İnsanların meskenlerinden eşyalarını taşıyan el otomobilleri gördüm. Kıymetli halılar, televizyonlar, çanak çömlek, çatal, bıçak taşıyorlardı. Bir kişi yapay bitki satıyordu. Satanlar epeyce, alanlar azdı. Çoğunluğun nakit parası yok. İkinci el pazarlarında çaresizlik hakimdi.

BBC

Açlık başlı başına bir felaket

şahsi özgürlüklere, kız çocukların eğitimine, bayanların çalışma haklarına yönelik tehditler dünya çapında kınandı. Lakin yatağa aç gidilecek olması, başlı başına bir felaket.

Afganlara yardım etmek isteyen fakat Taliban’ı reddeden ülkeler büyük bir çıkmazla karşı karşıya. İnsanların çalışabilmeleri, para kazanabilmeleri, yaşayabilmeleri ve yiyecek yemekleri olabilmesi için Taliban’ın Afganistan’da dengeli bir devlet inşa etmesi gerekiyor.

Fakat Taliban’la savaşan ABD, İngiltere ve başka ülkeler eski düşmanlarının ‘başarılı’ görünmelerine niye olacak hiç bir şeyi hazmedemez.

Alternatifi daha berbat olabilir; beşerler için daha fazla sefalet, daha fazla mülteci, daha fazla yetersiz beslenen çocuklar, Afganistan’ın bir daha bir ‘başarısız devlet’ olması ve cihatçı militanlar için bir fırsat alanı.

40 yıllık savaşın yarattığı yaranın izlerini hem kentin fazlaca haricinde, uzağında yaşayanlar birebir vakitte burada yaşayan aileler taşıyor.
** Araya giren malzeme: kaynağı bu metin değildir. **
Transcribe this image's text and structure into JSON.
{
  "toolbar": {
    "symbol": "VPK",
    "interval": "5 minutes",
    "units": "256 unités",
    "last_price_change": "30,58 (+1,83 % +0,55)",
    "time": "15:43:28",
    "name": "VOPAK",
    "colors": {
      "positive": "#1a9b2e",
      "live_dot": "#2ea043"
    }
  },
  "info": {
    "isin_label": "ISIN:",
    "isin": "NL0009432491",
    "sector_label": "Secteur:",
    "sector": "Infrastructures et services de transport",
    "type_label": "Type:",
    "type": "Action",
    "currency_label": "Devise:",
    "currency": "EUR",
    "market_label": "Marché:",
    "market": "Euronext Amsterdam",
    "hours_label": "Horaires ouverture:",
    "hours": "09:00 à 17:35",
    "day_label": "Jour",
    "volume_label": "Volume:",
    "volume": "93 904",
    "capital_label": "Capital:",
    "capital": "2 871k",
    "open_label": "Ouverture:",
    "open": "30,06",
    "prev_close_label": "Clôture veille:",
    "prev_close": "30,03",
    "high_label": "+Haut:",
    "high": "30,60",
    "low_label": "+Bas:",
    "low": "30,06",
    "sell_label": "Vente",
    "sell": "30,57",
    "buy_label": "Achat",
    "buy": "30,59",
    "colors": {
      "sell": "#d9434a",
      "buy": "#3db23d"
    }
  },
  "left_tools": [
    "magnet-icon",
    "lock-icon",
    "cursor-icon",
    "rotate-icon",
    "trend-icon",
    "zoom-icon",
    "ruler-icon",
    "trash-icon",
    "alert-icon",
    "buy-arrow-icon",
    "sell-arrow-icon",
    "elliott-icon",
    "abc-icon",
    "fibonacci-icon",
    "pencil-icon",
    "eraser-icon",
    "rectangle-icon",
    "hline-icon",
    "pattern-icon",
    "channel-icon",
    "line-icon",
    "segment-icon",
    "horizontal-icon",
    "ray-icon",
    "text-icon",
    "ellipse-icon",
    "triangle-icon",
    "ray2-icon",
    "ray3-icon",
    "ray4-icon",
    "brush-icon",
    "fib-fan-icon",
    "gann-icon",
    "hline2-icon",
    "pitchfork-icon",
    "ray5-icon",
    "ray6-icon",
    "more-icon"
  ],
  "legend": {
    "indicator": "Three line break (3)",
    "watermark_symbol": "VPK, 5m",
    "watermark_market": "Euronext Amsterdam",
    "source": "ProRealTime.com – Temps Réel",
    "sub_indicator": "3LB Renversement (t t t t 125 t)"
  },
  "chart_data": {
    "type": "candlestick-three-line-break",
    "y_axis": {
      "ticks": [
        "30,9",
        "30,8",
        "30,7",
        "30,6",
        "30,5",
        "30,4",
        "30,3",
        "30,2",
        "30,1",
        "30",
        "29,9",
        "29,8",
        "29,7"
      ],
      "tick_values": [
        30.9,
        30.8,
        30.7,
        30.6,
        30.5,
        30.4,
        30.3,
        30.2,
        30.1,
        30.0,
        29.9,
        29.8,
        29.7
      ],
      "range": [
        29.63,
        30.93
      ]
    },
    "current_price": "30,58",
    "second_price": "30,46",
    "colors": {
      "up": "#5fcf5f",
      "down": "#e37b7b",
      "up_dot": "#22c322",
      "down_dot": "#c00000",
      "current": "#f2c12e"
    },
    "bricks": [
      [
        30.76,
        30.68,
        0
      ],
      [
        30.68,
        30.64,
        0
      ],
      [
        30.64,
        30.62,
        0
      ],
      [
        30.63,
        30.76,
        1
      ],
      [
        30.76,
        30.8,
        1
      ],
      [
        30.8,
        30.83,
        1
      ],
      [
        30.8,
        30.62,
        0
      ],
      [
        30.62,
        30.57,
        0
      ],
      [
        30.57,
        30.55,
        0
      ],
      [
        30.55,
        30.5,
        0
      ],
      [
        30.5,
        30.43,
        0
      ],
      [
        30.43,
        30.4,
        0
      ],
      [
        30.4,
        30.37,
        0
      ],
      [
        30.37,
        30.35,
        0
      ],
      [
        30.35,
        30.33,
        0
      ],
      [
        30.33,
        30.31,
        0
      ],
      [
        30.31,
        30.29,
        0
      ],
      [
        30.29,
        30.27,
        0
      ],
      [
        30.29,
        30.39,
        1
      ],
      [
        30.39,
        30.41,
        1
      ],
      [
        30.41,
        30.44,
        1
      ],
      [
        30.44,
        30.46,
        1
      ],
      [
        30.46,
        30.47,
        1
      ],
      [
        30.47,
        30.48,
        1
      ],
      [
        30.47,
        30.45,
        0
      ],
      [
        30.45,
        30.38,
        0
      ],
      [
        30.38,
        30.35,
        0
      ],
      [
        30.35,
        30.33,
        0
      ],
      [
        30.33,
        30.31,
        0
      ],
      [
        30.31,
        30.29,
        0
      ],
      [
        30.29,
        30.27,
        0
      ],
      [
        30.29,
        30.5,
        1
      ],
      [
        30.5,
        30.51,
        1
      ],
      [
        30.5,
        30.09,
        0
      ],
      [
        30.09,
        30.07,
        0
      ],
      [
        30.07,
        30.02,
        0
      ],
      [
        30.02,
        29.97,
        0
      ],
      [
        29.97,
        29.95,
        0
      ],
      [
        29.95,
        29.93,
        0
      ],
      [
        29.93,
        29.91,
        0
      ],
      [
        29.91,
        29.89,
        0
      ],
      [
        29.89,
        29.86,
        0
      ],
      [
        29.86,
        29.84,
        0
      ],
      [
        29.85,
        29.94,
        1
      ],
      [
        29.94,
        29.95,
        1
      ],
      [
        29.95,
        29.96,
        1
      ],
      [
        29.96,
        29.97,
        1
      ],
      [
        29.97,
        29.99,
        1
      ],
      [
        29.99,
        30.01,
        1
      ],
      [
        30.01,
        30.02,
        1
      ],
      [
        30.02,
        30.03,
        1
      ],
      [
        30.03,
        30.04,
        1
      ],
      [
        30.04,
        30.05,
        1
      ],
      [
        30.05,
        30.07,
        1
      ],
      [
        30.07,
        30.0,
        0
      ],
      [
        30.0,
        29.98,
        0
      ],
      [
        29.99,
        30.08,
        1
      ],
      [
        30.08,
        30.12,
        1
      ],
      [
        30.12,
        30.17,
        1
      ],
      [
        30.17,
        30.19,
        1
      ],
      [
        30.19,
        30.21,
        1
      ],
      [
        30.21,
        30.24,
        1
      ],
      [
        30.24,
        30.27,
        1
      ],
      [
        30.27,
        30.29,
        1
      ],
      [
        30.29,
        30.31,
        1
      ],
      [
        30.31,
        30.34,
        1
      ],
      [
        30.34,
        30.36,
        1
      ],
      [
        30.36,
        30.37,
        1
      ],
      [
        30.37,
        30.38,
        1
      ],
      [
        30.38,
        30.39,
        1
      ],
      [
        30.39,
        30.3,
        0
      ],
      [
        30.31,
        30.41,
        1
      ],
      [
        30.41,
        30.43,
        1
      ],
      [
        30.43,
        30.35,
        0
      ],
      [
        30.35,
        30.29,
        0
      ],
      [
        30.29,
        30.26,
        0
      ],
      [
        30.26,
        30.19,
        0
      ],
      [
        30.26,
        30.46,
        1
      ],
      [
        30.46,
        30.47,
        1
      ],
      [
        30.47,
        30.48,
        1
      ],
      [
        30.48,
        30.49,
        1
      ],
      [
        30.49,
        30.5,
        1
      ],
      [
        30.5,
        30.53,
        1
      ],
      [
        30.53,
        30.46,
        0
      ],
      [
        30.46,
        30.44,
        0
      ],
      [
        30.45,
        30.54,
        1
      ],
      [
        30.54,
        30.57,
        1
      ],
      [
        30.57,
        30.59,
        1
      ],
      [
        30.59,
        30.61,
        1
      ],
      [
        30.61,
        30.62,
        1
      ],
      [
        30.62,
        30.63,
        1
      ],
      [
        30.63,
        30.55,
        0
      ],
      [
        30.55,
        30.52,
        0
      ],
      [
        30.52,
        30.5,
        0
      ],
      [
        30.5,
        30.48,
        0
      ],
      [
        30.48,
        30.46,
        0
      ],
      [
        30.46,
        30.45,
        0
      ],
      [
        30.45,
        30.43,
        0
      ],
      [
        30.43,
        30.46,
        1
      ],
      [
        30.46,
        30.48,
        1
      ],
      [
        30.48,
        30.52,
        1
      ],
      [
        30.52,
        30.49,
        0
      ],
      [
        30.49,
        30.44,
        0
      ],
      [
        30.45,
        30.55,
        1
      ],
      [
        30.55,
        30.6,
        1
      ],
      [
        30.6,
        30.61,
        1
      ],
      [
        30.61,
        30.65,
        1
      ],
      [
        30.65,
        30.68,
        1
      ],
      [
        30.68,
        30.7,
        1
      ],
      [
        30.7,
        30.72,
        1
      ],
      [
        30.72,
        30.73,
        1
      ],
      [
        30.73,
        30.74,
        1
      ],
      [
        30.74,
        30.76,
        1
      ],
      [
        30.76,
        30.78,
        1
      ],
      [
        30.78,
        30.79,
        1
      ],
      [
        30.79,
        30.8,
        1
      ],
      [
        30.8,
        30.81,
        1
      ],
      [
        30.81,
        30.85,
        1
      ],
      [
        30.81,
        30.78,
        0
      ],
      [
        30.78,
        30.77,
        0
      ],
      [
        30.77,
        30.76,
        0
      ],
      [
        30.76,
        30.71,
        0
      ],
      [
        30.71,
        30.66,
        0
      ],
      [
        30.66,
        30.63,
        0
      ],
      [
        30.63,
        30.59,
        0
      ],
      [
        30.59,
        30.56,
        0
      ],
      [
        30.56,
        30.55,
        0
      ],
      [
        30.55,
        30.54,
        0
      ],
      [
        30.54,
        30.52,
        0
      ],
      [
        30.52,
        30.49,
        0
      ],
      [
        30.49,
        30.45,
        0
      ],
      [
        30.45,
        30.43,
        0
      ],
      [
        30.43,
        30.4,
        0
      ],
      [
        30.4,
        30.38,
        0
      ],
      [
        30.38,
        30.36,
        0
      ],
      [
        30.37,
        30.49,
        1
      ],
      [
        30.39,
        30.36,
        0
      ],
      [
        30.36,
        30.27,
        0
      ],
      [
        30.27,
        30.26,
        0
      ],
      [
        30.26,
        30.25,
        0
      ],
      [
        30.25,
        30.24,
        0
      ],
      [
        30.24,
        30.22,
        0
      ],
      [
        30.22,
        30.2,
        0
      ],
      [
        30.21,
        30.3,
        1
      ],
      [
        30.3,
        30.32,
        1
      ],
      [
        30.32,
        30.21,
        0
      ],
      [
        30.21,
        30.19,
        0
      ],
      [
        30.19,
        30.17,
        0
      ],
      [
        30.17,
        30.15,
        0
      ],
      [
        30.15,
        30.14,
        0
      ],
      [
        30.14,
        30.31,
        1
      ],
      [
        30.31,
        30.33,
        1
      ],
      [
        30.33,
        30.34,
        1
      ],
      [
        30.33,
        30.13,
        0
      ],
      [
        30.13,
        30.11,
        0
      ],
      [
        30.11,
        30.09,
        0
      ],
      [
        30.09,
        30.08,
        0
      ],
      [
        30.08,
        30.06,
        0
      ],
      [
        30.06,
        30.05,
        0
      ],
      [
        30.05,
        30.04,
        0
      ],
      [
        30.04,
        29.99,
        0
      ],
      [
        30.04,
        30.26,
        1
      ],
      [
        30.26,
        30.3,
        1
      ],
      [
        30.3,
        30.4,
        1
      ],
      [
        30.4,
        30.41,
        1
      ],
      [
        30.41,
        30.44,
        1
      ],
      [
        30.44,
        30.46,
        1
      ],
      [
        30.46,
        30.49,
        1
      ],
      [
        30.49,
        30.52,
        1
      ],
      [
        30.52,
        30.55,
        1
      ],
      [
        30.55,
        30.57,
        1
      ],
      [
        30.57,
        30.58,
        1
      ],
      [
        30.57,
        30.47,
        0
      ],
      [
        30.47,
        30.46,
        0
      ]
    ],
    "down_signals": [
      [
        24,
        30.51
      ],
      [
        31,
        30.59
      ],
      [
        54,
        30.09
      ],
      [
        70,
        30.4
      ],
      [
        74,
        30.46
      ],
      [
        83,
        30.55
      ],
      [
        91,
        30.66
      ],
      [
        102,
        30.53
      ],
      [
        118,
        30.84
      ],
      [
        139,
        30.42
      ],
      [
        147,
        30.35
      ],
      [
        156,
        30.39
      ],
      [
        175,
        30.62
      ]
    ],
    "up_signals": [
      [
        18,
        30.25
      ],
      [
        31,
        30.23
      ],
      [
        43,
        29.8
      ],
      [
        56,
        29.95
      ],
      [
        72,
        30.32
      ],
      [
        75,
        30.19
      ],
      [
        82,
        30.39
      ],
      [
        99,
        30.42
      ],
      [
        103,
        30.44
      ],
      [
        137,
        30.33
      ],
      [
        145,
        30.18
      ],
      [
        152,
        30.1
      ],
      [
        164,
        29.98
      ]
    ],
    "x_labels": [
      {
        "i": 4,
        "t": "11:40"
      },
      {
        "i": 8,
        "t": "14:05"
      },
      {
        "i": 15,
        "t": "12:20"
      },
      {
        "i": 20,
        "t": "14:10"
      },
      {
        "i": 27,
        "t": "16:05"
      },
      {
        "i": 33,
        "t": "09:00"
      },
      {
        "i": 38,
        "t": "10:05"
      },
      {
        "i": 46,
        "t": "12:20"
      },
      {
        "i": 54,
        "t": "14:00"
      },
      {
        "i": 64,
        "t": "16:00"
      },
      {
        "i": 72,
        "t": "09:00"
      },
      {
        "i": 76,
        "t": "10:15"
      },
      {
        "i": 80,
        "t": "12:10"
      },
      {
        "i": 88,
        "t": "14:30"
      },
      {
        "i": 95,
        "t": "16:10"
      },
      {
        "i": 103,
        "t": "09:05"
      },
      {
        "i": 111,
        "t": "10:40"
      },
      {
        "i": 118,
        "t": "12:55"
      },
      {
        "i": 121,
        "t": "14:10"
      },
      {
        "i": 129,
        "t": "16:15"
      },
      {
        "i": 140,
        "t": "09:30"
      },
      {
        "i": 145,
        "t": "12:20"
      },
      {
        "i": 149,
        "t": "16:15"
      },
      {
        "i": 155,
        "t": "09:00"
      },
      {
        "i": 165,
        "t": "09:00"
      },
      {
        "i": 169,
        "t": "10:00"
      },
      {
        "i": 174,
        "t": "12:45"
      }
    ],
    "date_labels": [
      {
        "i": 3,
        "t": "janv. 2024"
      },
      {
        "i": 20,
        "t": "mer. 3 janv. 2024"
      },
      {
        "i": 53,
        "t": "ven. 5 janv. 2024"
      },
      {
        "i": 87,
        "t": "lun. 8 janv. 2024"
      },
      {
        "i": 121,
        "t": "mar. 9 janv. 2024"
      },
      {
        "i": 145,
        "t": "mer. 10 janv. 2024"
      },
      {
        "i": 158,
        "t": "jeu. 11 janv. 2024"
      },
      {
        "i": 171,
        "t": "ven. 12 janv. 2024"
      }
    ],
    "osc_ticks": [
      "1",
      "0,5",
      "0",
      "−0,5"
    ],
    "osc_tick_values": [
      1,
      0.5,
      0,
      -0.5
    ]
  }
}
Savaş, hepsinin kıssasını noktalıyor.

Bir aile yaşananlardan bıkıp Pakistan’a gitmeye karar vermiş. Daireleri neredeyse bomboş. Pakistan’a gidebilmek için sahip olduklarını ikinci el pazarlarında satmışlar.

İsmini vermeyeceğim anne, ailenin konuta ekmek getiren tek üyesiymiş. Öğrencilere elektrik mühendisliği dersleri veriyormuş. Eğitim nazaranvlilerinin hepsi erkek, Taliban da artık onun çalışmasına müsaade vermemiş, en genç kızlarının eğitimi de durmuş.

İtidalli ve kararlıydı ancak konutunu terk etme sonucu almak sıkıntı oldu mu diye sorduğumda sesi değişti, hıçkırıklara boğuldu.

“Çok üzgünüm. Gitme sonucu aldığımdan günden beri kalbim yanıyor. Nasıl yaparım, ne yaparım?

“Kalırsak çalışmamıza yahut eğitim görmemize müsaade vereceklerini sanmıyorum. Ailemi nasıl geçindiririm? Ben açlığa tahammül ederim. Fakat çocuklarımın aç kalmasına katlanamam.”

Yolsuzluk sarmalındaki bir devlette kurdukları kırılgan hayaller, yabancı destekçilerin gitmesiyle büsbütün yok oldu.

Afganistan’ın yeni krizi artık ömrün temel gereksinimlerinin karşılanmasıyla ilgili: Besin, güvenlik ve umut. Ülkeden ayrıldıklarında da, çaresizlik ve öfke.